Is reality still real, and if not, what is?

Over recent decades, our use of digital spaces has steadily increased. As their sophistication has developed, so has our dependency on them. Our communication, our memories, our information – all of it now exists in the digital sphere. Because so much of our lives have shifted online, our understanding of what is real has also shifted. Before, we understood reality as objective observations and facts; now it is something much more nebulous and undefined. The digital world exists but cannot be seen or touched or smelled. It can be invented or augmented from standard reality, and it can be edited and manipulated by multiple users. It is no longer simple or straightforward to know what ‘real’ really is.

It is a question that goes beyond just the world we experience around us. We also have to question our own identities. We can create and recreate multiple and malleable digital presences and avatars, through games and social media. These avatars interact as us and might express our inner feelings better than we can in the traditional “reality” due to context and culture. But with these multiple versions and representations of ourselves, how do we know who we are, and how do we know who anyone else is?
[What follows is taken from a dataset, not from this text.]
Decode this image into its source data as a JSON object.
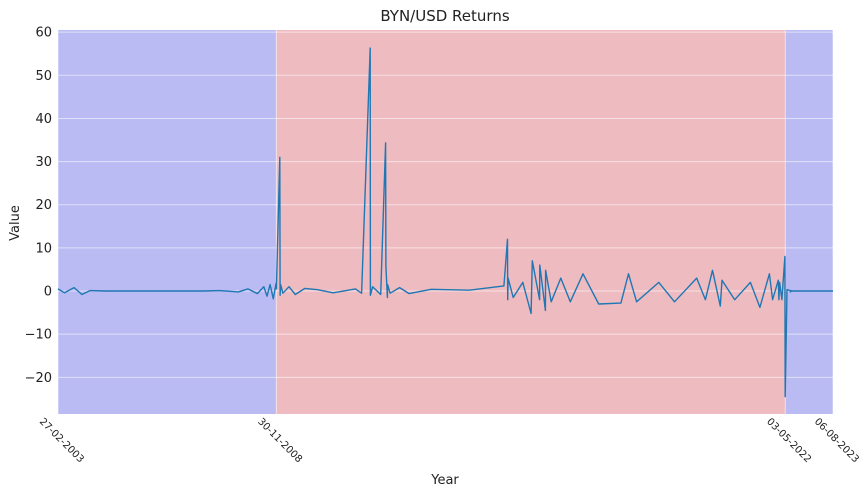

Even before 2020, people were interacting more and more in the digital world and less in person. When the COVID-19 pandemic hit, that trend accelerated faster than anyone could have imagined. Our work, education, and social lives suddenly became entirely online. Indeed, this year our digital selves are often the only way we interact, and the digital sphere the only one we inhabit.
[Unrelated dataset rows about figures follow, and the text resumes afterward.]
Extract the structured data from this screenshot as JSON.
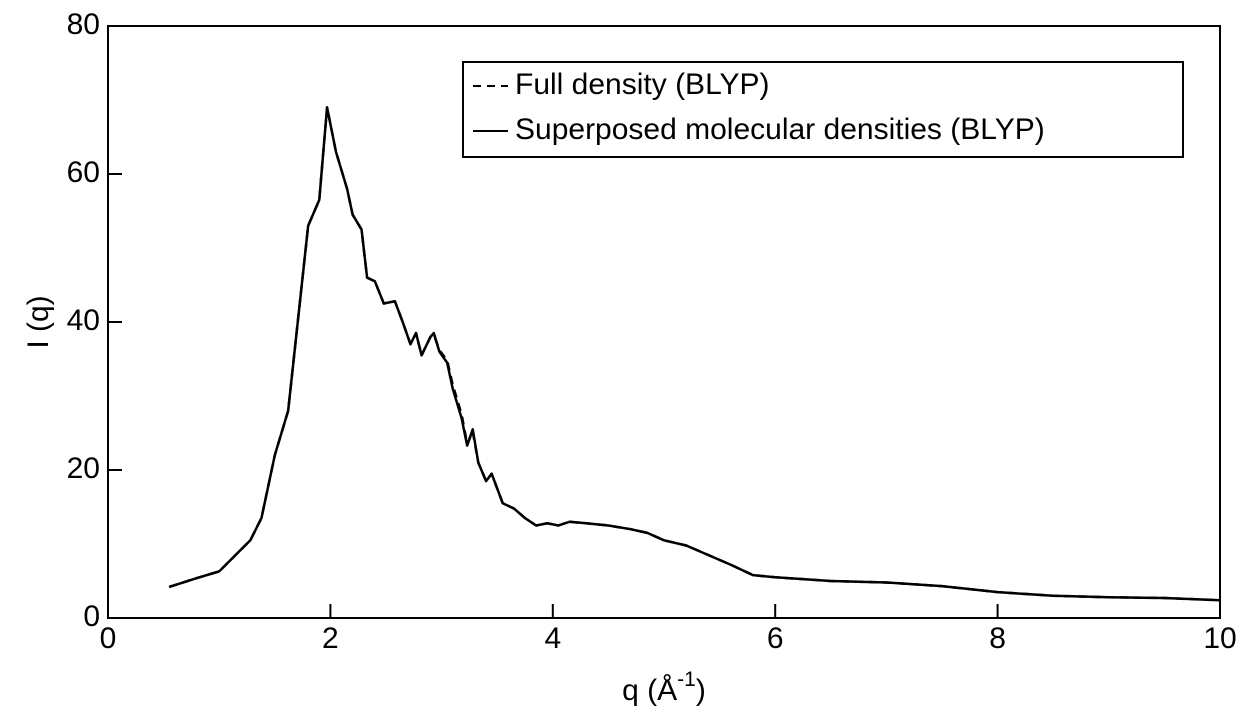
{
  "chart_data": {
    "type": "line",
    "ylabel": "I (q)",
    "xlabel": {
      "base": "q (Å",
      "superscript": "-1",
      "close": ")"
    },
    "xlim": [
      0,
      10
    ],
    "xticks": [
      0,
      2,
      4,
      6,
      8,
      10
    ],
    "ylim": [
      0,
      80
    ],
    "yticks": [
      0,
      20,
      40,
      60,
      80
    ],
    "legend": "top-right",
    "x": [
      0.55,
      0.8,
      1.0,
      1.28,
      1.38,
      1.5,
      1.62,
      1.8,
      1.9,
      1.97,
      2.05,
      2.15,
      2.2,
      2.28,
      2.33,
      2.4,
      2.48,
      2.58,
      2.65,
      2.72,
      2.77,
      2.82,
      2.9,
      2.93,
      2.98,
      3.05,
      3.1,
      3.18,
      3.23,
      3.28,
      3.33,
      3.4,
      3.45,
      3.55,
      3.65,
      3.75,
      3.85,
      3.95,
      4.05,
      4.15,
      4.3,
      4.5,
      4.7,
      4.85,
      5.0,
      5.2,
      5.4,
      5.6,
      5.8,
      6.0,
      6.5,
      7.0,
      7.5,
      8.0,
      8.5,
      9.0,
      9.5,
      10.0
    ],
    "series": [
      {
        "name": "Full density (BLYP)",
        "color": "#000000",
        "linestyle": "dashed",
        "values": [
          4.2,
          5.4,
          6.3,
          10.5,
          13.5,
          22,
          28,
          53,
          56.5,
          69,
          63,
          58,
          54.5,
          52.5,
          46,
          45.5,
          42.5,
          42.8,
          40,
          37,
          38.5,
          35.5,
          38,
          38.3,
          36.2,
          34.8,
          31.5,
          27.5,
          23.5,
          25.2,
          21,
          18.5,
          19.5,
          15.5,
          14.8,
          13.5,
          12.5,
          12.8,
          12.5,
          13,
          12.8,
          12.5,
          12,
          11.5,
          10.5,
          9.8,
          8.5,
          7.2,
          5.8,
          5.5,
          5.0,
          4.8,
          4.3,
          3.5,
          3.0,
          2.8,
          2.7,
          2.4
        ]
      },
      {
        "name": "Superposed molecular densities (BLYP)",
        "color": "#000000",
        "linestyle": "solid",
        "values": [
          4.2,
          5.4,
          6.3,
          10.5,
          13.5,
          22,
          28,
          53,
          56.5,
          69,
          63,
          58,
          54.5,
          52.5,
          46,
          45.5,
          42.5,
          42.8,
          40,
          37,
          38.5,
          35.5,
          38,
          38.5,
          36,
          34.5,
          31,
          27,
          23.3,
          25.5,
          21,
          18.5,
          19.5,
          15.5,
          14.8,
          13.5,
          12.5,
          12.8,
          12.5,
          13,
          12.8,
          12.5,
          12,
          11.5,
          10.5,
          9.8,
          8.5,
          7.2,
          5.8,
          5.5,
          5.0,
          4.8,
          4.3,
          3.5,
          3.0,
          2.8,
          2.7,
          2.4
        ]
      }
    ]
  }
}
Now, as we enter 2021, we are caught between the desire to return to “normal” and the regressive waves of the pandemic. No doubt the digital reality is here to stay, but we are also experiencing the fatigue of a purely online experience of the world. The overlaps between the two realities shift and evolve in constant dynamic tension.

Lahore Digital Arts Festival 2021 will focus on this theme of Post Reality, meaning a time after reality – after all, our standard model of reality is thoroughly outdated, and our old understanding of reality is no longer applicable.

We invite artists to reflect on the interesting and unique challenges that come with living in a world that is reinventing its own reality. What counts as real? Who decides what is real? How do identity and connection fit in a POST REALITY world? How do the digital and standard realities impact each other, both positively and negatively?